“No, I did not know,” replied Mrs. Owen. “Unravel the matter, I beg, Peggy. ’Twill serve well to pass the time, and I am curious also concerning the affair.”
It was three weeks after the receipt of David Owen’s letter, and December was upon them ere mother and daughter had completed their arrangements for the journey. Knowing the great need of supplies at the encampment, Mrs. Owen determined not to go empty handed, and so made a personal canvas among the citizens, who responded to her appeal for the soldiers with their usual liberality. In consequence, when at length everything was in readiness, it was quite a little caravan that left the city headed for Middlebrook, New Jersey. First came the coach with Peggy and her mother inside; then followed two farm wagons loaded with stores of various kinds; behind these came Tom with Star, for Peggy was hoping for rides with her father; the whole traveling under the escort of four of the Pennsylvania Light Horse who had been in Philadelphia on furloughs.
The roads were bad, the traveling rough and slow, the weather cold and damp, but to Peggy, who had never before been away from Philadelphia and its vicinity, the journey was full of interest and excitement. It was now the afternoon of the fourth day since they had started, and both the maiden and the lady were conscious of a growing feeling of excitement as they neared the journey’s end, so the matter of the box, about which the matron had in truth been wondering, was a welcome diversion.
“At first,” said Peggy pulling the fur robe closer about her and nestling confidentially up to her mother, “he said ’twas so small an amount that he wished me to say naught concerning the donor. But I persuaded him to let me tell who gave it, saying to him that ’twas not the amount that counted so much as the spirit in which ’twas given.”
Mrs. Owen nodded approval, and the girl continued:
“And so I am to say that since Jacob Deering is esteemed too old to take up arms for his country ’tis the only thing he can do to show his sympathy with the cause.”
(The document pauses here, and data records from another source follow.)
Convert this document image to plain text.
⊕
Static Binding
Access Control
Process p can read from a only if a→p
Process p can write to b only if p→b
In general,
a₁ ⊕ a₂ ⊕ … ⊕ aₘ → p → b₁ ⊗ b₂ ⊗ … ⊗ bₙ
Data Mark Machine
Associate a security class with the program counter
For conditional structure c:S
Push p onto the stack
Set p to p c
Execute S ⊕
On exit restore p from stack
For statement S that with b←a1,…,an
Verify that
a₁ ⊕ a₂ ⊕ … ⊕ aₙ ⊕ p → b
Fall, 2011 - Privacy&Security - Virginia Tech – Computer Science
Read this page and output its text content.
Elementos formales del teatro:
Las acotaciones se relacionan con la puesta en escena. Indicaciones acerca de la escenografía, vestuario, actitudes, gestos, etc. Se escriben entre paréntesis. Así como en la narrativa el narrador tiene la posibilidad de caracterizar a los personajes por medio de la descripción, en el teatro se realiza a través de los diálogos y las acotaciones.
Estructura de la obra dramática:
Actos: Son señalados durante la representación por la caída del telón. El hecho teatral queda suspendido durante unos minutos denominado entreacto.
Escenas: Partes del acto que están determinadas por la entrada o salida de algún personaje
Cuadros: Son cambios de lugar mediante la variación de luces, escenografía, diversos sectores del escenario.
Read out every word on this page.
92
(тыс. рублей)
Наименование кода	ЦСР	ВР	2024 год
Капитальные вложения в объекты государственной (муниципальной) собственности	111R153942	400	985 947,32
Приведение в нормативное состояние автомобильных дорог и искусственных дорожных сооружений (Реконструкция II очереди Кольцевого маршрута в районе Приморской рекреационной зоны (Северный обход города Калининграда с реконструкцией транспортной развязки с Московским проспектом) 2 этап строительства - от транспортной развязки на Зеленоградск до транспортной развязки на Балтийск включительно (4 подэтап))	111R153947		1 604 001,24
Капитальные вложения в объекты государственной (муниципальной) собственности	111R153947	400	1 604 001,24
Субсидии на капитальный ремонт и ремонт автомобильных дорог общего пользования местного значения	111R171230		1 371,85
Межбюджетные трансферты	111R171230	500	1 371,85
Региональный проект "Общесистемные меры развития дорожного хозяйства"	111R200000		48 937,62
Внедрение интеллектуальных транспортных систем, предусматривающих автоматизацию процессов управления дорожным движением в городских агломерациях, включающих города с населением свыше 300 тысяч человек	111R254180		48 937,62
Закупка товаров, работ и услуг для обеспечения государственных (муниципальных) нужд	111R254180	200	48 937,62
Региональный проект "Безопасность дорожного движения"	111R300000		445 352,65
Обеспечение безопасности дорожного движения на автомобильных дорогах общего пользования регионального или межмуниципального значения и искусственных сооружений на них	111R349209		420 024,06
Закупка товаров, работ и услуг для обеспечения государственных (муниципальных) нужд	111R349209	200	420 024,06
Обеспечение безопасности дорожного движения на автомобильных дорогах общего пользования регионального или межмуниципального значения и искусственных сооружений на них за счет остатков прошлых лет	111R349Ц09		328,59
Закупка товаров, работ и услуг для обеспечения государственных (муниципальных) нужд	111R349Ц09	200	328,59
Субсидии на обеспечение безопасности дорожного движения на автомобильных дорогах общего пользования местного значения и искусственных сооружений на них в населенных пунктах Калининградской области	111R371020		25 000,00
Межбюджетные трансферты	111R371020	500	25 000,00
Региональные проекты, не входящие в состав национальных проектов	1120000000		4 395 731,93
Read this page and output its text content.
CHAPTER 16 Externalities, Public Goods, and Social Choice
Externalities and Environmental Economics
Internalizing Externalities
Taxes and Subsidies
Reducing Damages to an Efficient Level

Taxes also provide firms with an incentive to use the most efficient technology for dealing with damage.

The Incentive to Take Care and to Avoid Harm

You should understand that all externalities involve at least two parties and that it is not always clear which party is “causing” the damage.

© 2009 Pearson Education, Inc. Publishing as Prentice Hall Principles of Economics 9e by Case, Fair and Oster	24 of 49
“Would that there were more like him,” ejaculated the lady. “The cause would soon languish were it not for just such support. Is thee tired, Peggy?”
“Not very, mother. Still, I shall be glad when we reach the camp.”
At length, just as the sun was sinking behind the Watchung Mountains, the cumbersome coach swung round a bend in the road, and the encampment came into view. They had left Philadelphia by the old York road, crossing the Delaware at Coryell’s Ferry, and swinging across Hunterdon County into Somerset, where the army was stationed, so that their first sight of the Continental cantonment glimpsed nearly all of the seven brigades stationed there.
All along the Raritan River, and on the heights of Middlebrook the fields were dotted with tents and parks of artillery. Suddenly, as they drew nearer, the highways between the different posts seemed alive with soldiers going and coming. There was the crunch on the frozen ground of many feet. The country quiet was broken by the rattle of arms, the snort of horses, and the stir and bustle of camp. There was something inspiriting in the spectacle. Fatigue was forgotten, and Peggy straightened up with a little cry of delight.